= Accrued interest =

Money earned on an investment with interest

In finance, accrued interest is the interest on a bond or loan that has accumulated since the principal investment, or since the previous coupon payment if there has been one already.

For a type of obligation such as a bond, interest is calculated and paid at set intervals (for instance annually or semi-annually). However ownership of bonds/loans can be transferred between different investors at any time, not just on an interest payment date, but before.

If this transfer happens befor next interest payment is made to the old owner, the new owner will usually receive the next interest payment, thefore the previous owner must be compensated for the period of time for which he or she owned the bond (since time of previous interest payment). In other words, the previous owner must be paid the interest that accrued before the sale. This is generally done in one of two ways, depending on market convention:

1. In addition to the quoted price, the buyer pays the seller an additional amount equal to the interest accrued up to the date of sale, or
2. That adjustment is not made, but the value of the accrued interest is simply reflected in a higher quoted sale price.

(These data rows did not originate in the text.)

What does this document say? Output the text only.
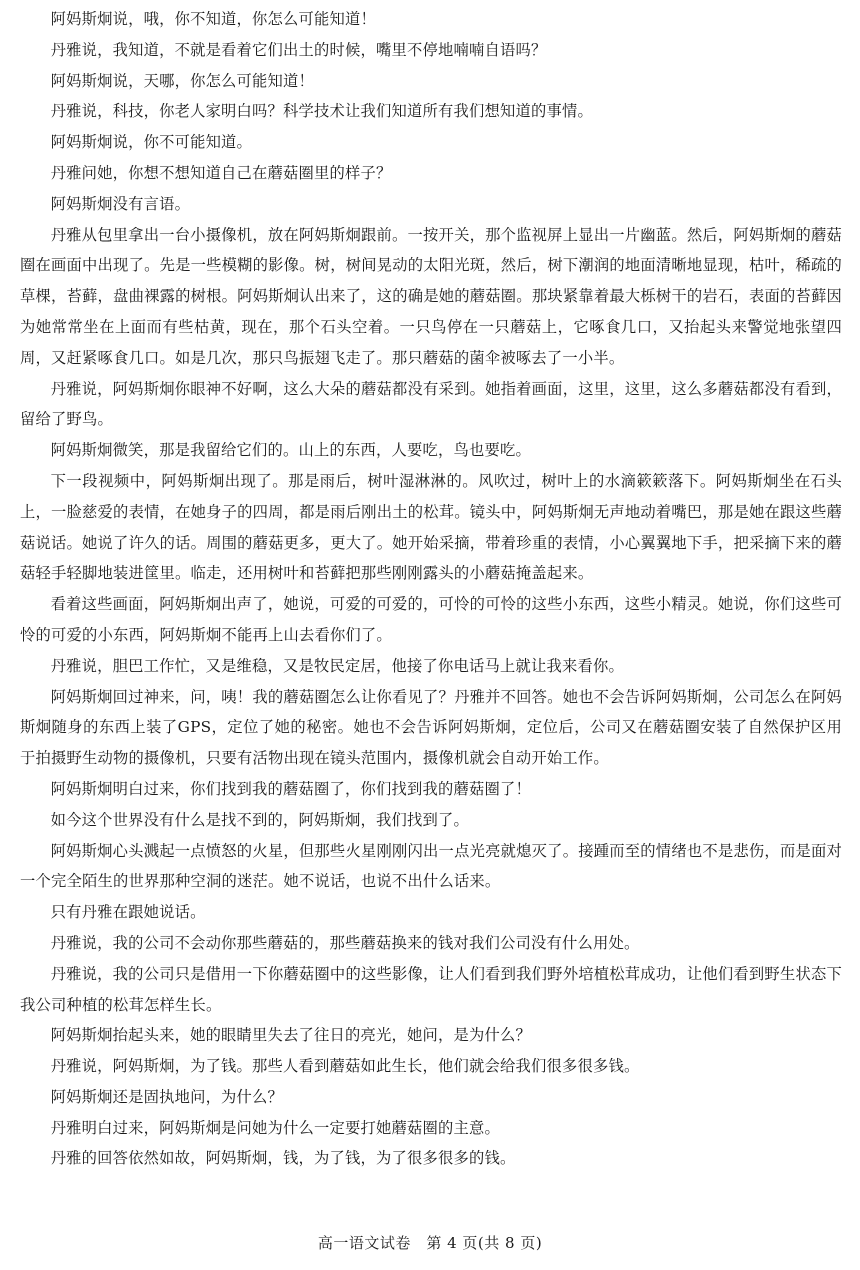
阿妈斯炯说，哦，你不知道，你怎么可能知道！

丹雅说，我知道，不就是看着它们出土的时候，嘴里不停地喃喃自语吗？

阿妈斯炯说，天哪，你怎么可能知道！

丹雅说，科技，你老人家明白吗？科学技术让我们知道所有我们想知道的事情。

阿妈斯炯说，你不可能知道。

丹雅问她，你想不想知道自己在蘑菇圈里的样子？

阿妈斯炯没有言语。

丹雅从包里拿出一台小摄像机，放在阿妈斯炯跟前。一按开关，那个监视屏上显出一片幽蓝。然后，阿妈斯炯的蘑菇圈在画面中出现了。先是一些模糊的影像。树，树间晃动的太阳光斑，然后，树下潮润的地面清晰地显现，枯叶，稀疏的草棵，苔藓，盘曲裸露的树根。阿妈斯炯认出来了，这的确是她的蘑菇圈。那块紧靠着最大栎树干的岩石，表面的苔藓因为她常常坐在上面而有些枯黄，现在，那个石头空着。一只鸟停在一只蘑菇上，它啄食几口，又抬起头来警觉地张望四周，又赶紧啄食几口。如是几次，那只鸟振翅飞走了。那只蘑菇的菌伞被啄去了一小半。

丹雅说，阿妈斯炯你眼神不好啊，这么大朵的蘑菇都没有采到。她指着画面，这里，这里，这么多蘑菇都没有看到，留给了野鸟。

阿妈斯炯微笑，那是我留给它们的。山上的东西，人要吃，鸟也要吃。

下一段视频中，阿妈斯炯出现了。那是雨后，树叶湿淋淋的。风吹过，树叶上的水滴簌簌落下。阿妈斯炯坐在石头上，一脸慈爱的表情，在她身子的四周，都是雨后刚出土的松茸。镜头中，阿妈斯炯无声地动着嘴巴，那是她在跟这些蘑菇说话。她说了许久的话。周围的蘑菇更多，更大了。她开始采摘，带着珍重的表情，小心翼翼地下手，把采摘下来的蘑菇轻手轻脚地装进筐里。临走，还用树叶和苔藓把那些刚刚露头的小蘑菇掩盖起来。

看着这些画面，阿妈斯炯出声了，她说，可爱的可爱的，可怜的可怜的这些小东西，这些小精灵。她说，你们这些可怜的可爱的小东西，阿妈斯炯不能再上山去看你们了。

丹雅说，胆巴工作忙，又是维稳，又是牧民定居，他接了你电话马上就让我来看你。

阿妈斯炯回过神来，问，咦！我的蘑菇圈怎么让你看见了？丹雅并不回答。她也不会告诉阿妈斯炯，公司怎么在阿妈斯炯随身的东西上装了GPS，定位了她的秘密。她也不会告诉阿妈斯炯，定位后，公司又在蘑菇圈安装了自然保护区用于拍摄野生动物的摄像机，只要有活物出现在镜头范围内，摄像机就会自动开始工作。

阿妈斯炯明白过来，你们找到我的蘑菇圈了，你们找到我的蘑菇圈了！

如今这个世界没有什么是找不到的，阿妈斯炯，我们找到了。

阿妈斯炯心头溅起一点愤怒的火星，但那些火星刚刚闪出一点光亮就熄灭了。接踵而至的情绪也不是悲伤，而是面对一个完全陌生的世界那种空洞的迷茫。她不说话，也说不出什么话来。

只有丹雅在跟她说话。

丹雅说，我的公司不会动你那些蘑菇的，那些蘑菇换来的钱对我们公司没有什么用处。

丹雅说，我的公司只是借用一下你蘑菇圈中的这些影像，让人们看到我们野外培植松茸成功，让他们看到野生状态下我公司种植的松茸怎样生长。

阿妈斯炯抬起头来，她的眼睛里失去了往日的亮光，她问，是为什么？

丹雅说，阿妈斯炯，为了钱。那些人看到蘑菇如此生长，他们就会给我们很多很多钱。

阿妈斯炯还是固执地问，为什么？

丹雅明白过来，阿妈斯炯是问她为什么一定要打她蘑菇圈的主意。

丹雅的回答依然如故，阿妈斯炯，钱，为了钱，为了很多很多的钱。

高一语文试卷　第 4 页(共 8 页)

On the other hand, if the sale is made during a short set period immediately before the next interest payment, then the seller, not the buyer, will receive the interest payment from the issuer of the loan (the borrower), and

1. The buyer pays the seller less than the quoted price, the difference reflecting the interest accruing between the sale date and the next interest payment date, or
2. That adjustment is not made, but the value of the interest to be accrued is simply reflected in a lower quoted sale price.
== Accounting ==
In accounting, accrual-based accounting generally requires (in order to present a true and fair view) that accrued interest is computed and recorded at the end of each accounting period, perhaps by means of adjusting journal entries. This enables the accrued interest to be included in the lender's balance sheet as an asset (and in the borrower's balance sheet as a provision or liability). However if the accounts use the market price as derived by method 2 above, then such an adjustment for accrued interest is not necessary, as it has already been included in the market price.

== Formula ==

The primary formula for calculating the interest accrued in a given period is:

$$I_A = T \times P \times R$$

where $I_A$ is the accrued interest, $T$ is the fraction of the year, $P$ is the principal, and $R$ is the annualized interest rate.

$T$ is usually calculated as follows:

$T = \frac{D_P}{D_Y}$

where $D_P$ is the number of days in the period, and $D_Y$ is the number of days in the year.

The main variables that affect the calculation are the period between interest payments and the day count convention used to determine the fraction of year, and the date rolling convention in use.